- Nickname: Edalai
- Country: India
- State: Tamil Nadu
- District: Kanyakumari

Languages
- • Official: Tamil
- Time zone: UTC+5:30 (IST)
- PIN: 629002
- Telephone code: 04652 2
- Vehicle registration: TN 74
- Nearest city: Nagercoil
- Lok Sabha constituency: Kanyakumari
- Vidhan Sabha constituency: Nagercoil

= Edalakudy =

Edalakudy is an area approximately 3 km from Nagercoil in Kanyakumari districtin the Indian state of Tamil Nadu. It is located along the Kanyakumari highway (NH 47) and is about 17 km from the beach of Kanyakumari, 5 km from Chothavilai Beach and 10 km from Chankuthurai Beach.

== Layout ==
Edalakudy is the formal end of the Nagercoil Municipality.

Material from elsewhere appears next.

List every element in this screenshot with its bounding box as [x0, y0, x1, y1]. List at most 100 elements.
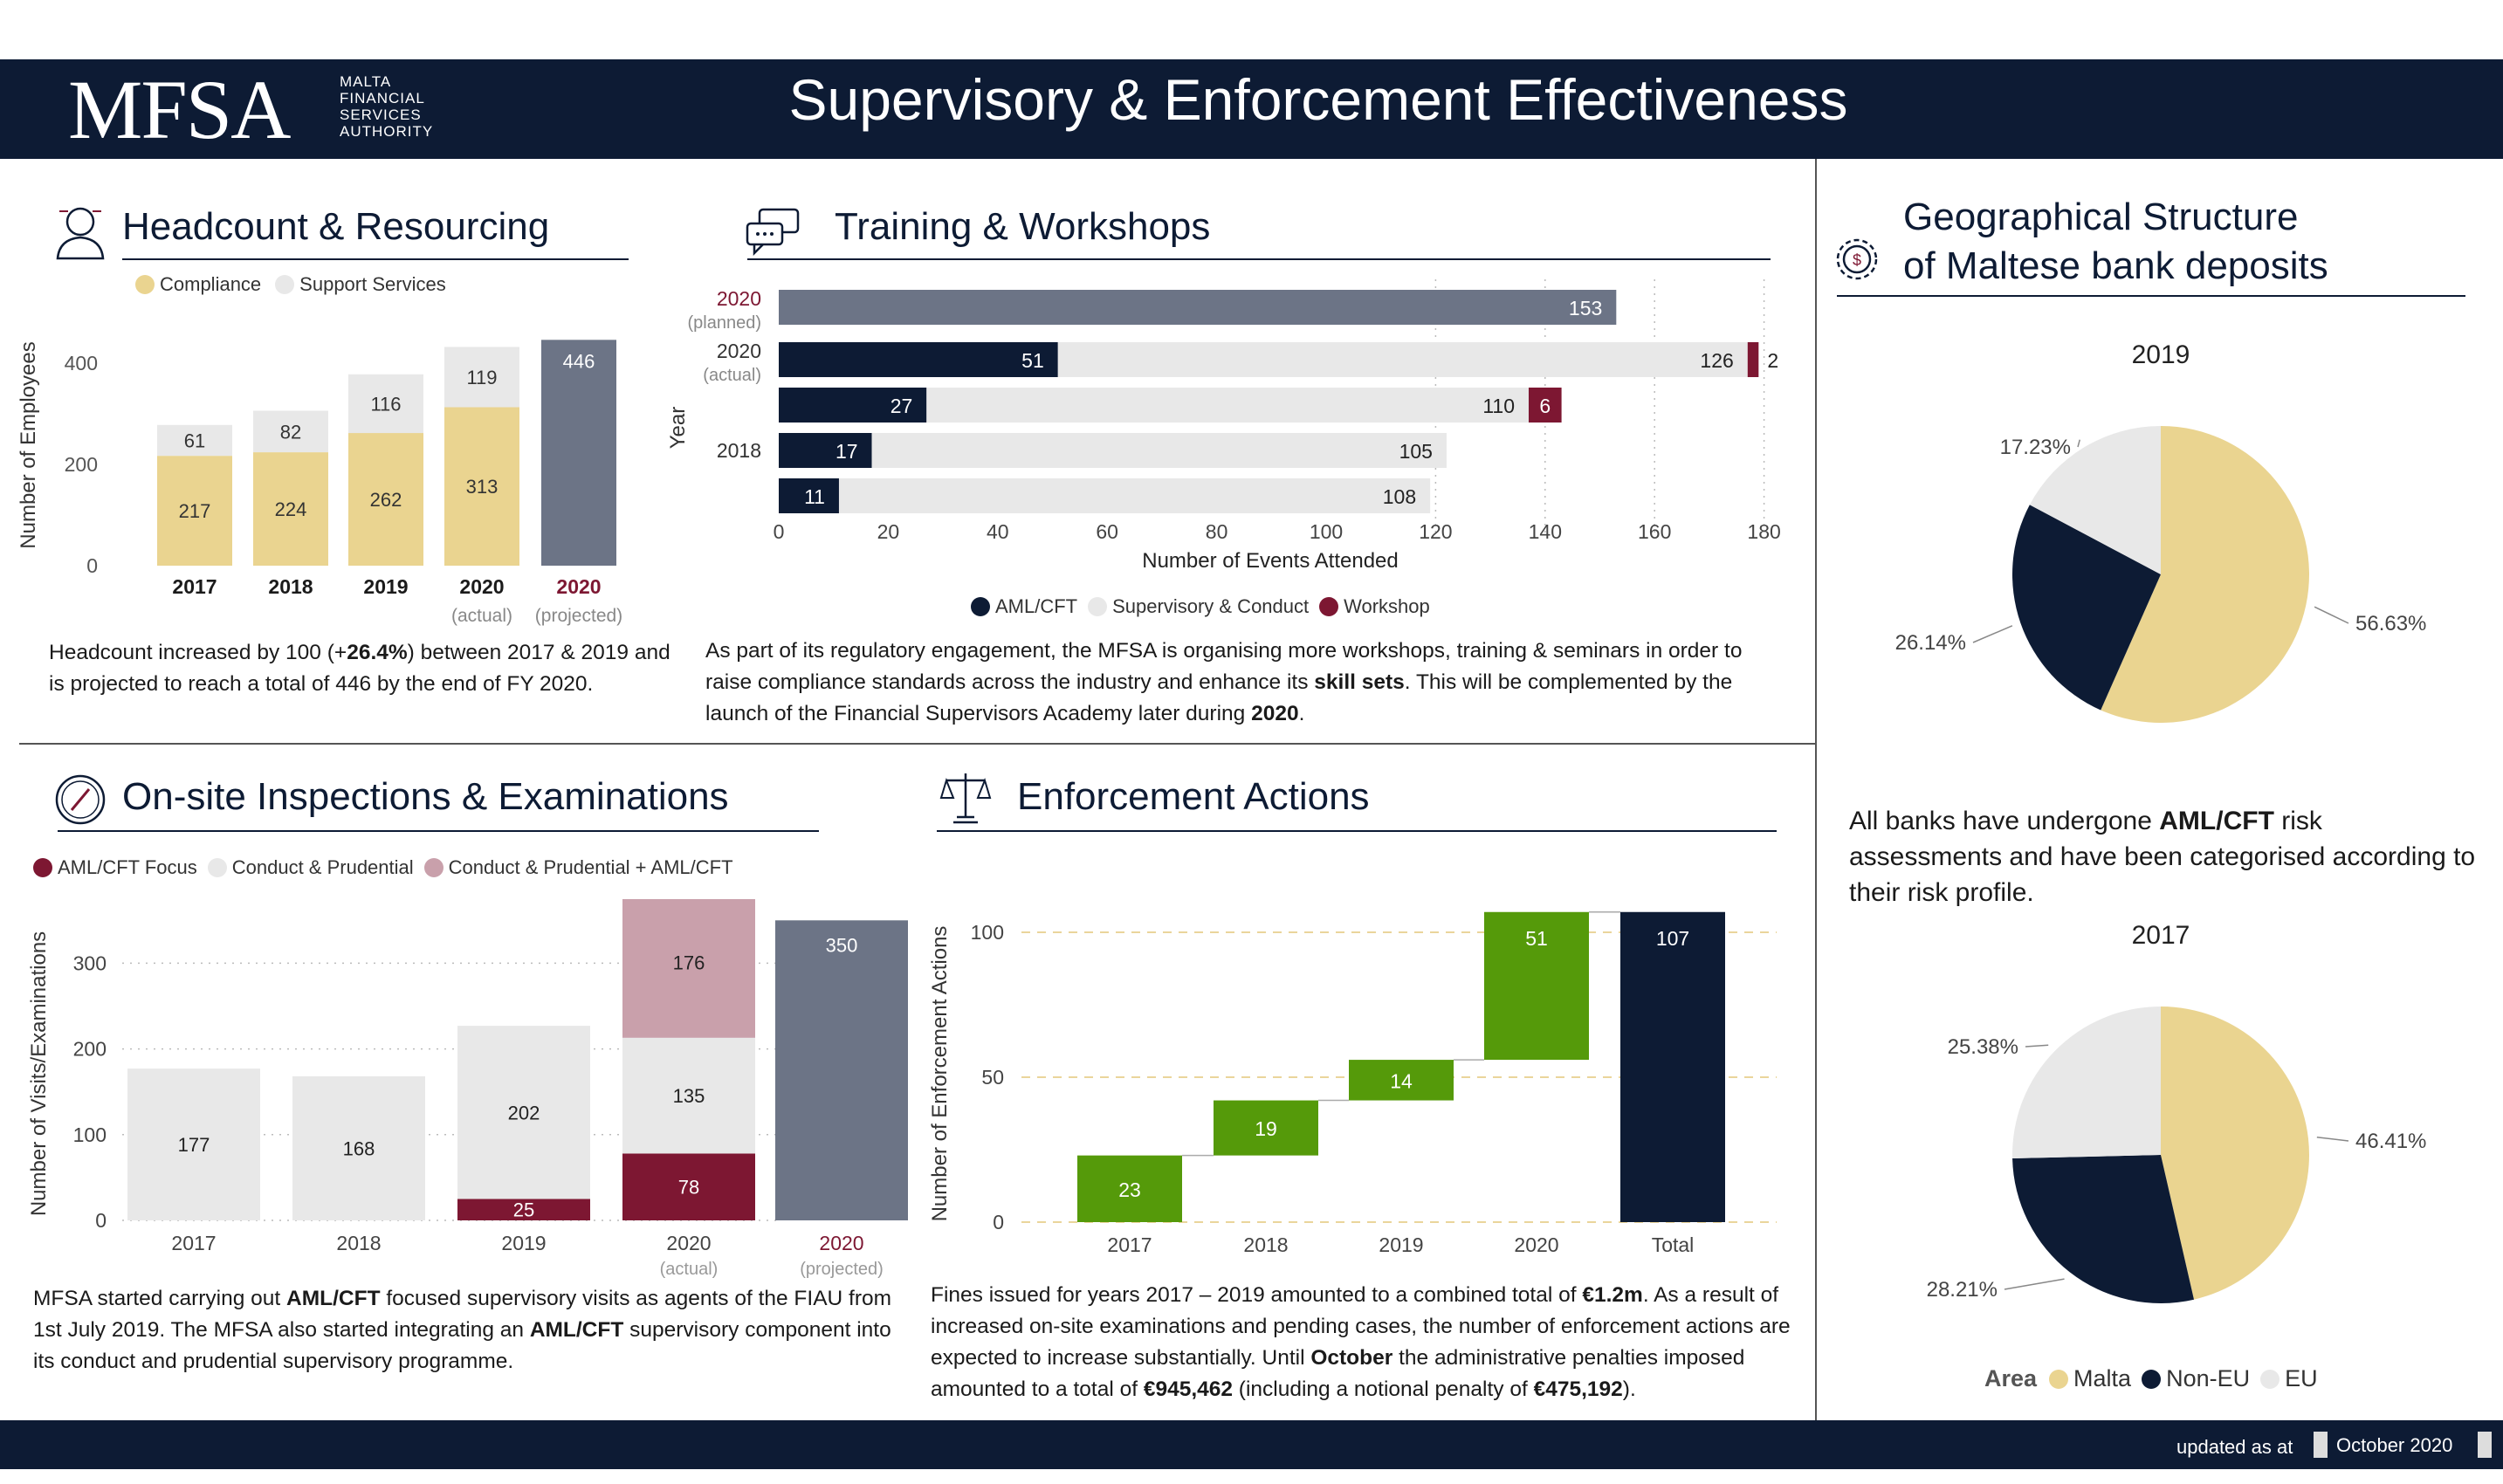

The main streets include Pattariar Nedum Theru (Pattariar Long Street), Puthu Theru (New Street), Kovil Theru and Nedum Theru; these streets contained the earliest settlers of the city of Nagercoil.

== Notables ==
Tamil poet and scholar Sathavathani Sheikh Thambi Pavalar was born there.

== Culture ==
Many masjids are there, including the Bawa Kassim Valiyullah Mosque.

== Governance ==
The area falls under Agastheeswaram Taluk in the district of Kanyakumari.

== Health care ==
Nearby hospitals include:

- Abdul Kadher Hospital

- Ugasewa Charitable Trust Hospital

- Sriram Orthopaedic Hospital

- Naidu Hospital

== Education ==

Few schools operate there; most of the children study in Nagercoil town.

Secondary school, Sathavathani Sheikh Thambi Pavalar Government Higher Secondary School, is built on the site of the former Edalakudy Jail, where independence activists were detained, tortured, and executed under colonial rule.